Bundan sonra ne zaman çorbalı köfteden bahsedilse, Molla Eşref-zâde gayri ihtiyâri olarak: “Ah, o cennet taamı, ah o cennet taamı” der dururmuş.
Abdal Mehmed’in tekkesine bir gün Anadolu’dan kalabalık bir misafir gurubu gelir. Hazret hiç beklenmedik misafirler karşısında ikramda kusur edeceğim diye kara kara düşünürken bir anda kapı açılır. Gelen Başçı İbrahim’in çırağıdır.
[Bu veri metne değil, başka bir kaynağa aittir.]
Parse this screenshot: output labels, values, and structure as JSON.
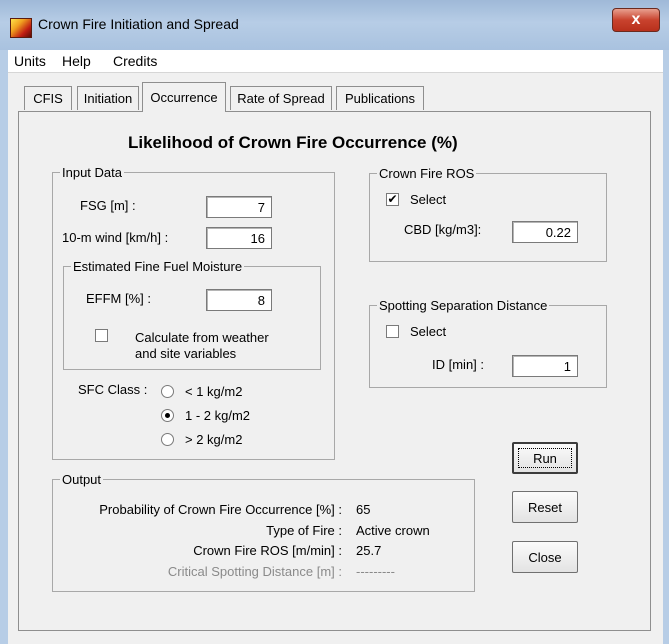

Çırak, içi haşlanmış kelle dolu büyükçe bir tepsiyi Abdal Mehmed’e verir. Bundan ziyadesiyle memnun olan Abdal, o gece bir dua eder ve Başçı İbrahim’in kazanı, kepçesi altın ile dolar. Sabah yatağından kalkan Başçı İbrahim, büyük kazanın ve kepçenin altınla dolu olduğunu görünce: “Pirimiz mürşidimiz, Abdal’ın duası bereketiyledir” diye düşünür. Bundan sonra zengin olan Başçı İbrahim, az önce bahsettiğimiz Abdal Mehmed Camiini yaptırır.
1940’lı yıllara kadar bayramların ikinci günleri Bursa’nın bütün dervişleri, şeyhleri Abdal Mehmed’in Çatalfırın’daki tekkesinde toplanır, kudüm vurur, ney üfler, köfteli çorba kaynatıp içerlerdi.
Rûhu şâd himmeti hâzır olsun.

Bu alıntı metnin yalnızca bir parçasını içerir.